Wildlife refuge to buy 978 acres for new habitat

Conservation effort aided by $2.4M in federal grants

The Cache River National Wildlife Refuge in Arkansas will spend $2.4 million to purchase 978 acres of land using grant funds received last week from the Migratory Bird Conservation Commission.

Once the land is acquired, refuge staff will use existing funds in the budget to enhance the land for fish and wildlife habitat, refuge manager Keith Weaver said. Because part of the grant required a nonfederal funding match, Weaver said, an additional $2 million is being spent by five partner organizations on improvements to the Lower White and Cache Rivers Basin in the Lower Mississippi Valley in east Arkansas near the refuge. The refuge currently has more than 56,000 acres.

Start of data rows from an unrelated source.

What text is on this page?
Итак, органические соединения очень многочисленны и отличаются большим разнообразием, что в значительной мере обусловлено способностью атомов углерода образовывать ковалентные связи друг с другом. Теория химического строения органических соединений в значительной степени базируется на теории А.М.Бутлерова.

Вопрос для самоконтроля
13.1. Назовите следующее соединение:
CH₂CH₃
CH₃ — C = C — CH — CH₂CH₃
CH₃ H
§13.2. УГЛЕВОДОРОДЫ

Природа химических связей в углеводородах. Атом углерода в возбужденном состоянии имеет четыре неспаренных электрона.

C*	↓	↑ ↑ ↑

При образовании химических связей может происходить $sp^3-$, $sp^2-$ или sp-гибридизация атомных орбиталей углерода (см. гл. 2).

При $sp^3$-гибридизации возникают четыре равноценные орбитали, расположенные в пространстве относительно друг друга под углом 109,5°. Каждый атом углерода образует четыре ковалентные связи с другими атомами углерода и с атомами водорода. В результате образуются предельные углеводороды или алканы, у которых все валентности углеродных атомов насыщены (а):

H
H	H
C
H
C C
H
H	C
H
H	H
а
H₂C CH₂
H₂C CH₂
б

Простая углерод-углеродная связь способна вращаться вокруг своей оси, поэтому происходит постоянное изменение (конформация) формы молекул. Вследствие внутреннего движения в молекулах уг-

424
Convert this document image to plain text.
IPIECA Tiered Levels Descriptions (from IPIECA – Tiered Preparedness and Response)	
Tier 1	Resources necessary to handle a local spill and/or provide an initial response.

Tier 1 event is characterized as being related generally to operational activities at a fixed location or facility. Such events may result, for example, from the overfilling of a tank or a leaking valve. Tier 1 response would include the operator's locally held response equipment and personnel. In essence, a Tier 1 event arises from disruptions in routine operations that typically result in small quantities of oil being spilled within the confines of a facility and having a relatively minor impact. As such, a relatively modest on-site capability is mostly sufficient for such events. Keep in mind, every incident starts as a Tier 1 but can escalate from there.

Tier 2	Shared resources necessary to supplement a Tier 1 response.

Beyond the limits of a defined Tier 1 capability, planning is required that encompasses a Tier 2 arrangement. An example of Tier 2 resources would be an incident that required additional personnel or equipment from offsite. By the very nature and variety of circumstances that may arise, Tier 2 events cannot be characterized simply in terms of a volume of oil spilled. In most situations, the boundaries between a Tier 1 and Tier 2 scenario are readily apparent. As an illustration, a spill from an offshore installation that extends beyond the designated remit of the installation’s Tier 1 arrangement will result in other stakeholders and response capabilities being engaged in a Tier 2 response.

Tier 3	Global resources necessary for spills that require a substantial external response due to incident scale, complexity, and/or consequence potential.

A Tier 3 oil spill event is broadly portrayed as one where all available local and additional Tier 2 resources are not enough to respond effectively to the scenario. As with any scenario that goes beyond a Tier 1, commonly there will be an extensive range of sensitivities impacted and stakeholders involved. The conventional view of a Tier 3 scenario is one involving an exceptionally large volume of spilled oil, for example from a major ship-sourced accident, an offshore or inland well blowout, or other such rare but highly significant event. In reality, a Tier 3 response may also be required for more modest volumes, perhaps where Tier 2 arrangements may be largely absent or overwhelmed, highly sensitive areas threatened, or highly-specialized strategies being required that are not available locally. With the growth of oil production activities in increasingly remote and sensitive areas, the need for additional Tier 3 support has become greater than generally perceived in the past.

These improvements will help waterfowl species, Weaver said. A news release from the U.S. Department of Interior notes that the project will benefit five waterfowl species considered "priority," including the redhead duck and wood duck.

"These monies certainly help us in fulfilling our strategic conservation goals in order to fulfill the purposes of the refuge," Weaver said, adding that the refuge benefits the public as well as wildlife and local ecology.

The grant funds were part of $48.8 million in grants to the United States, Canada and Mexico announced Wednesday by U.S. Interior Secretary Sally Jewell. Those funds were matched by $86 million in nonfederal investments.

The grants were approved by the Migratory Bird Conservation Commission, which Jewell chairs and which makes them through the North American Wetlands Conservation Act, according to the news release. That act "provides the U.S. Fish and Wildlife Service and its partners the ability to purchase, lease or otherwise conserve more than 275,000 acres of wetland and associated upland habitats for waterfowl, shorebirds and other birds across North America."

The Cache River National Wildlife Refuge, established in 1986, was one of six refuges nationwide to receive funds from the Federal Migratory Bird Hunting and Conservation Stamps, also dubbed "Duck Stamps." Duck Stamps are required by the federal government to be purchased in the hunting of ducks and geese.

From that grant, the refuge was to receive $2,391,000 of the $10.8 million awarded in total.

That amount was reduced by $1 million, Weaver said, after the refuge received $1 million of the $48.8 million awarded from the North American Wetlands Conservation Act grant program. That keeps the total amount of money the refuge received at $2,391,000.

The five partners for the additional $2 million in nonfederal matching funds for additional projects are the Arkansas Game and Fish Commission, Ducks Unlimited, The Nature Conservancy, the Canale family and Darby's Warrior Support, Weaver said. The Canale family did an easement of property to the refuge, Weaver said, and the partners restored or enhanced wetlands in the rivers' basin.

The Arkansas Game and Fish Commission contributed $500,000, spokesman Keith Stephens said. That was the partial value of the commission's 2009 acquisition of 1,822 acres of land now known as the Freddie Black Choctaw Island WMA Deer Research Area West Unit in Desha County, he said.